第182話 大企業至上主義めいた風潮への疑問

文字数 1,010文字

 3年位前、親しかった正社員のA君が、10年勤めたこの会社を辞めた。その時、A君を知る別の職場の上司が「あいつもバカだなぁ」と言っていたのを思い出す。
 A君は、「入社した時、こういう先輩にはなりたくない、と思っていたような先輩に、『なれ』と言われ始めたのが苦痛だったのだ。10年も勤めれば、そう『なれ』というプレッシャーめいたものが、上からかかってくるらしい。
 僕は、そんなA君が好きだった。何より自分に正直なヤツだったし、仕事もしっかりこなし、ちゃんと周囲に気を配れる人間だった。

 まだ僕が寮にいた頃、風呂のサウナで「○○、辞めたんだって。もったいねぇよな、ここ辞めるなんて。」「ああ、もったいないなぁ。」という会話もたまに聞いた。
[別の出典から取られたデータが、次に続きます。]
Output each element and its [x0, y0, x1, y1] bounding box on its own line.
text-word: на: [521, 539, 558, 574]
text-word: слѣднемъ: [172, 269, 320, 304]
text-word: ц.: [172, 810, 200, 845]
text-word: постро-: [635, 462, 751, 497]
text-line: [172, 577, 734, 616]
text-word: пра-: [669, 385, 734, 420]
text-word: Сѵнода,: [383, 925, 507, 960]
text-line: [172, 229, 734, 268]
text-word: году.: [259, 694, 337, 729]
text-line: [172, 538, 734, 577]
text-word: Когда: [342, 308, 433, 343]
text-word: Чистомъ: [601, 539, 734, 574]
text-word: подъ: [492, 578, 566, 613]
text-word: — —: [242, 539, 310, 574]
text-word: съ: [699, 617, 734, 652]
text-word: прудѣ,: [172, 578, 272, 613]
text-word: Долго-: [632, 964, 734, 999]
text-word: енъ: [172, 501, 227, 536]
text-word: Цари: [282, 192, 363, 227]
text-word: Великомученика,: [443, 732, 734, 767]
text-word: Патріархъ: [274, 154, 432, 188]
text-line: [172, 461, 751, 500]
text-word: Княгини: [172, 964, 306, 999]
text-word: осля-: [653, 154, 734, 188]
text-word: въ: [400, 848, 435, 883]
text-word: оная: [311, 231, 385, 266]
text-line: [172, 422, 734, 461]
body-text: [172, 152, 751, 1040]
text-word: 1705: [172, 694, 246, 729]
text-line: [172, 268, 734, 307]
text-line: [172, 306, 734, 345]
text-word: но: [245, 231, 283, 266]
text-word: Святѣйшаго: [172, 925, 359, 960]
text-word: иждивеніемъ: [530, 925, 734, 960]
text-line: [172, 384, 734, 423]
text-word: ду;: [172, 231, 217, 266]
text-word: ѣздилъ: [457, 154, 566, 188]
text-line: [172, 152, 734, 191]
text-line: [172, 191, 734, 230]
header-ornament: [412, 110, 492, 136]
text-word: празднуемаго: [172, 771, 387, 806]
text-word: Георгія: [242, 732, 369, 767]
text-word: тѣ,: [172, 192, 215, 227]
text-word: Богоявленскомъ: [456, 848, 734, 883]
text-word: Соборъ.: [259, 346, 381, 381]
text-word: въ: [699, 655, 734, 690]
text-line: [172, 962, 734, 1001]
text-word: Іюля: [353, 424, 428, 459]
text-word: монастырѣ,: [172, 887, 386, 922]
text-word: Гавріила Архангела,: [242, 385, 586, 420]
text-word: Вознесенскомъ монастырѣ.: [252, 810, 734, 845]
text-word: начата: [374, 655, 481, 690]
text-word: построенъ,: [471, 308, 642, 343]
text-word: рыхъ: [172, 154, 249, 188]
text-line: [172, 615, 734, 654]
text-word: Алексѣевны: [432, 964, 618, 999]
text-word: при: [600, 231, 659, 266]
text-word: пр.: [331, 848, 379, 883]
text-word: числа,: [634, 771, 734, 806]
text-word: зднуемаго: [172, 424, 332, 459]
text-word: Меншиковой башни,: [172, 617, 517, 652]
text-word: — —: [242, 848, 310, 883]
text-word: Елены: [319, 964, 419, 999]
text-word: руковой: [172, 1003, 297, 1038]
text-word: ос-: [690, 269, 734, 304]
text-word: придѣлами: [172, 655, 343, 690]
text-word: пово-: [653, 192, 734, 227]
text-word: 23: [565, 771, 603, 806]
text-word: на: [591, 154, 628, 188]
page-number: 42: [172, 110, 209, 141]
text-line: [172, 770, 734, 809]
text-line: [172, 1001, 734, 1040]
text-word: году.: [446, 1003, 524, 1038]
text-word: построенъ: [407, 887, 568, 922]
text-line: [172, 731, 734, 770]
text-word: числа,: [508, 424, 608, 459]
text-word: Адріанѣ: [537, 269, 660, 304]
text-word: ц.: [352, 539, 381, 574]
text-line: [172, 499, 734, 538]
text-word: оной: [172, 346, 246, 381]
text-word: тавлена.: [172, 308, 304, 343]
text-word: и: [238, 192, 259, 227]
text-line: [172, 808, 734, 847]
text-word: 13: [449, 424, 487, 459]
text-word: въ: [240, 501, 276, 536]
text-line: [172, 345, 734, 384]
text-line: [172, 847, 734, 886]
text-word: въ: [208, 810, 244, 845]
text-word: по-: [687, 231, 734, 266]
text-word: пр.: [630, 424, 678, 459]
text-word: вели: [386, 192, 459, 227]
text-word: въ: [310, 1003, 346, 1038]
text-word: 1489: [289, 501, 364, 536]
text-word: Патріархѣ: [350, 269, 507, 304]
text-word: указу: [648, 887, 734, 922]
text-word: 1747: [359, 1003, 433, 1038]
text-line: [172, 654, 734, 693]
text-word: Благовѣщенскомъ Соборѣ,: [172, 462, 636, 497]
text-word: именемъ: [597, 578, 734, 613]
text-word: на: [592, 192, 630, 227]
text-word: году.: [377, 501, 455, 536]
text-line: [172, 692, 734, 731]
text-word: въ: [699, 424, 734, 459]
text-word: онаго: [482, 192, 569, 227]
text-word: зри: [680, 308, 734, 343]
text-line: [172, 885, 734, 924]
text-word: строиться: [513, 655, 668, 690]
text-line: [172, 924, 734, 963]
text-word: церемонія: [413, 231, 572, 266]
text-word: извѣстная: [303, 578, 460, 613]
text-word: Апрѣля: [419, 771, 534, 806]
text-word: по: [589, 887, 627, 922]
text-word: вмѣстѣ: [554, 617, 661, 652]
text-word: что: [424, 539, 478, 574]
A君のことではない。
 現在僕のいる職場でも、見込みのありそうな若手期間従業員に「社員にならんか?」と上司が誘いをかけているのを見たことがある。その風情は、「トヨタの正社員=イイだろ?」といった、上から下へ手を差し伸べるような構図である。断られると、「あ、そう。」

 傲慢さ、おごりが感じられるのは気のせいだろうか。

 ここを辞めるのはもったいないだとか、ここに勤めるのがとにかくイイのだとか、こういう観念は、何なのだろう。
 カネを稼がなければ生きていけない=ならば安定した会社で高収入。それだけの尺度でしかないのだろう、きっと。

 だが、この「単一的な尺度」が、職場では弊害になる。「期間従業員・派遣社員は、正社員より『劣っている』」という見方をつくる土台に、十分なり得ているからだ。いいモノをつくる目的は一緒で働いているのに、雇用形態の違いだけで甲乙をつけるような空気は、多くの非正社員にとってヤル気をそがれる刃となる。

 上司たちは、自分のことばかり考えているのがほとんどである。
 100人中、100人が「こうしたほうがやり易い」と思える部品置き場の位置ひとつでも、「面倒臭いから」(というのがミエミエなのだ)その位置を変えない。
 自分の査定に関わることには繊細になるが、ひとのこと、作業者のことなんか、どーでもいいのである。

 日本、いや世界のリーディング企業、ここの現場は、「自分のことだけ考えていればいい」が確固たる基盤で成り立っている。少なくとも僕のいる職場では。

 これ、この国の現在とリンクして見えるのは、気のせいだろうか。
 そろそろ、ここで働くのも潮時かと感じる今日この頃である。